The responses to my questioning traditions are really horrible. I remember I was on CNN recently and was shocked to hear the responses from educated people and activists. They were critical of how I spoke of chinamwali – the sexual cleansing or initiation camp that young girls have to attend before marriage. I highlighted the issue of the initiation: it really pisses me off because this is the 21st century and we’re practising the old traditions. People said this is our tradition, you didn’t have to expose us like that. I love traditions, I embrace traditions, but my point is no tradition has to affect someone else.

It’s really hard for me to be talking about these traditional practices. I feel like chinamwali has to be age appropriate, you don’t have to consider a 10 or 12-year-old to go to the initiation camps and learn about sex. If we really have to have these camps, why can’t they take much older girls? Even 18-years-old is too young. When girls go there I feel like they go through a traumatic psychological experience. When they come back from such camps, many girls drop out of school. Some girls who went through the sexual cleansing said when they go there they are taught that they are mature.

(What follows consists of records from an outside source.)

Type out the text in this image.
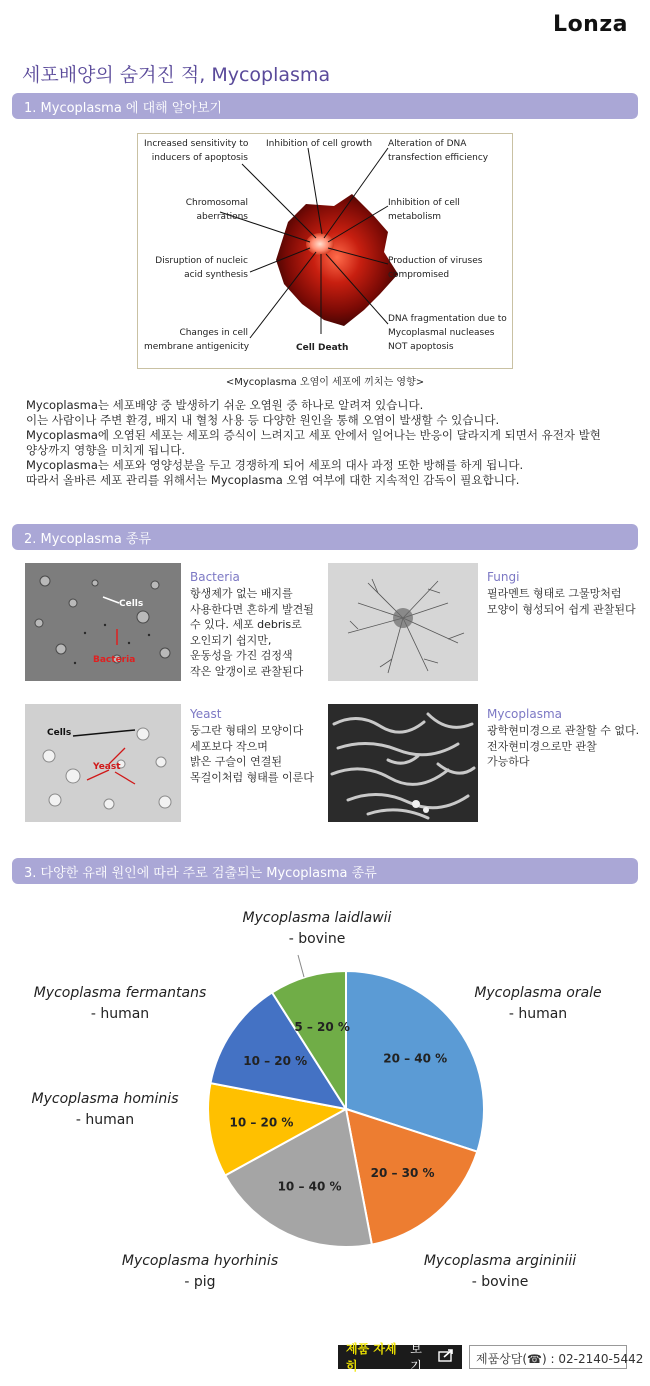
Lonza
세포배양의 숨겨진 적, Mycoplasma
1. Mycoplasma 에 대해 알아보기
Increased sensitivity to
inducers of apoptosis
Chromosomal
aberrations
Disruption of nucleic
acid synthesis
Changes in cell
membrane antigenicity
Inhibition of cell growth
Cell Death
Alteration of DNA
transfection efficiency
Inhibition of cell
metabolism
Production of viruses
compromised
DNA fragmentation due to
Mycoplasmal nucleases
NOT apoptosis
<Mycoplasma 오염이 세포에 끼치는 영향>

Mycoplasma는 세포배양 중 발생하기 쉬운 오염원 중 하나로 알려져 있습니다.

이는 사람이나 주변 환경, 배지 내 혈청 사용 등 다양한 원인을 통해 오염이 발생할 수 있습니다.

Mycoplasma에 오염된 세포는 세포의 증식이 느려지고 세포 안에서 일어나는 반응이 달라지게 되면서 유전자 발현

양상까지 영향을 미치게 됩니다.

Mycoplasma는 세포와 영양성분을 두고 경쟁하게 되어 세포의 대사 과정 또한 방해를 하게 됩니다.

따라서 올바른 세포 관리를 위해서는 Mycoplasma 오염 여부에 대한 지속적인 감독이 필요합니다.

2. Mycoplasma 종류
Cells
Bacteria
Bacteria
항생제가 없는 배지를
사용한다면 흔하게 발견될
수 있다. 세포 debris로
오인되기 쉽지만,
운동성을 가진 검정색
작은 알갱이로 관찰된다
Fungi
필라멘트 형태로 그물망처럼
모양이 형성되어 쉽게 관찰된다
Cells
Yeast
Yeast
둥그란 형태의 모양이다
세포보다 작으며
밝은 구슬이 연결된
목걸이처럼 형태를 이룬다
Mycoplasma
광학현미경으로 관찰할 수 없다.
전자현미경으로만 관찰
가능하다
3. 다양한 유래 원인에 따라 주로 검출되는 Mycoplasma 종류
20 – 40 %
20 – 30 %
10 – 40 %
10 – 20 %
10 – 20 %
5 – 20 %
Mycoplasma orale
- human
Mycoplasma argininiii
- bovine
Mycoplasma hyorhinis
- pig
Mycoplasma hominis
- human
Mycoplasma fermantans
- human
Mycoplasma laidlawii
- bovine
제품 자세히
보기	제품상담(☎) : 02-2140-5442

They are referred to as women. When they come back they feel so grown up because of the things they go through. They feel like they can get married to an older person. Girls attend the camp from when they start menstruation or before even menstruation if you look older. Even some nine-year-olds go to the camp.

I am lucky that my mom is from a northern part of Malawi where this practice doesn’t happen at all. I’ve always been an outspoken person and when I said I didn’t want to go, my mom let me be who I am and supported my decision. My sister wasn’t so lucky. She got pregnant at the age of 11 at the initiation camp. I saw the situation my sister was in, she was not a happy person. After that, our relationship changed. We couldn’t make some silly jokes that we used to. That’s when my passion started to fight for girls.

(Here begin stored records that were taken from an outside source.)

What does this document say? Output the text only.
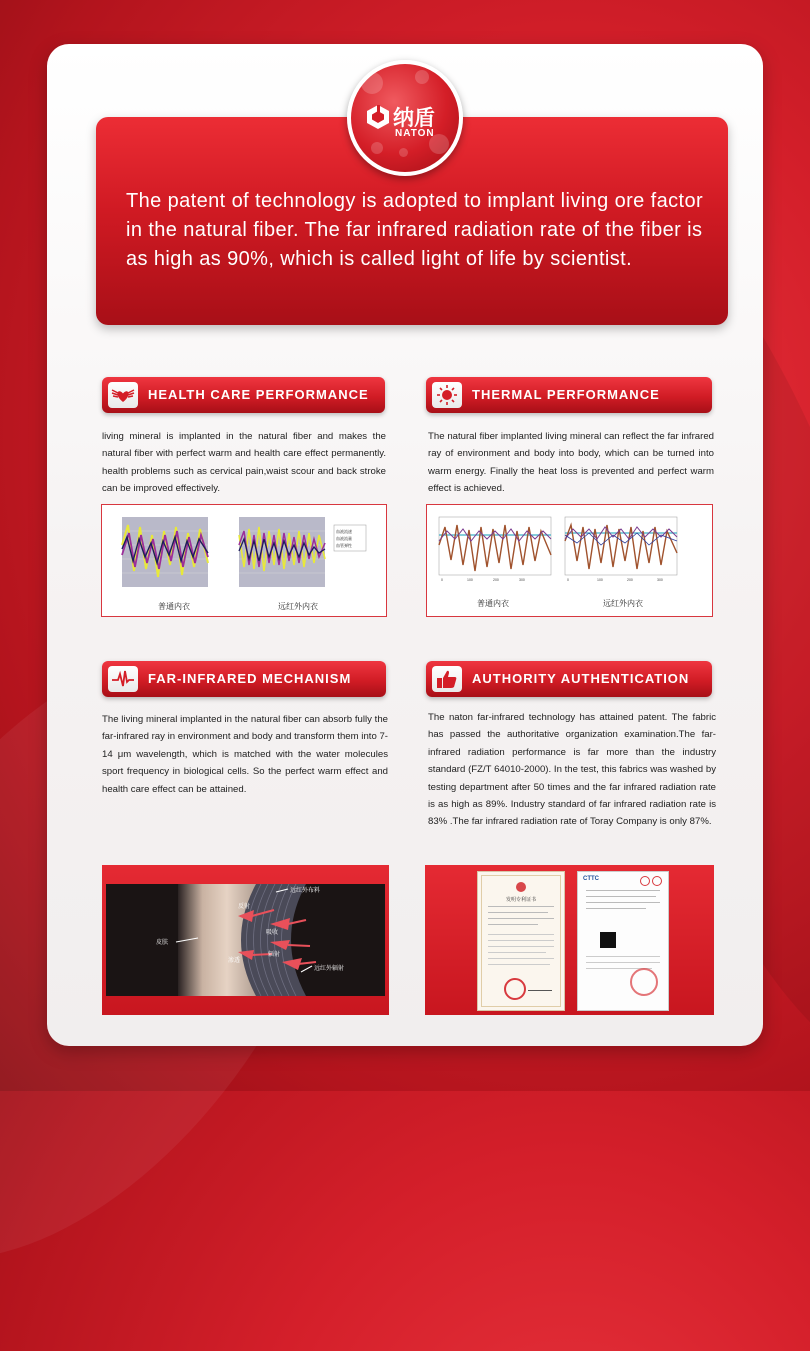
The patent of technology is adopted to implant living ore factor in the natural fiber. The far infrared radiation rate of the fiber is as high as 90%, which is called light of life by scientist.
纳盾
NATON
HEALTH CARE PERFORMANCE
living mineral is implanted in the natural fiber and makes the natural fiber with perfect warm and health care effect permanently. health problems such as cervical pain,waist scour and back stroke can be improved effectively.
血液流速
血液流量
血管弹性
普通内衣	远红外内衣
THERMAL PERFORMANCE
The natural fiber implanted living mineral can reflect the far infrared ray of environment and body into body, which can be turned into warm energy. Finally the heat loss is prevented and perfect warm effect is achieved.
0	100	200	300	0	100	200	300
普通内衣	远红外内衣
FAR-INFRARED MECHANISM
The living mineral implanted in the natural fiber can absorb fully the far-infrared ray in environment and body and transform them into 7-14 μm wavelength, which is matched with the water molecules sport frequency in biological cells. So the perfect warm effect and health care effect can be attained.
远红外布料
皮肤
反射
吸收
渗透
辐射
远红外辐射
AUTHORITY AUTHENTICATION
The naton far-infrared technology has attained patent. The fabric has passed the authoritative organization examination.The far-infrared radiation performance is far more than the industry standard (FZ/T 64010-2000). In the test, this fabrics was washed by testing department after 50 times and the far infrared radiation rate is as high as 89%. Industry standard of far infrared radiation rate is 83% .The far infrared radiation rate of Toray Company is only 87%.
发明专利证书
CTTC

I would love to see women and girls with equal opportunities. I stress equal opportunities because I think people are confused by gender issues and feminism but people understand equality. I know that biologically we are different but in terms of what we can do, it’s totally beyond our biological differences. I’m looking to a time where girls and women are able to take the opportunities, not that they are given opportunities because when we say they should be given opportunities, who will give them? It’s about women and girls reclaiming what rightly belongs to them.

I believe my generation will raise these girls and women. If we raise mass awareness and collective effort where we talk to our fellow sisters and woman and make a movement where girls realise their potential and become educated, then their children will be educated. Everything moves in a circle: if I am uneducated then my children will not be educated. I feel like we are the generation who can break that circle of poverty, of gender-based violence, who can tell our kids what’s right and raise them as equals.

This interview was edited for brevity and clarity.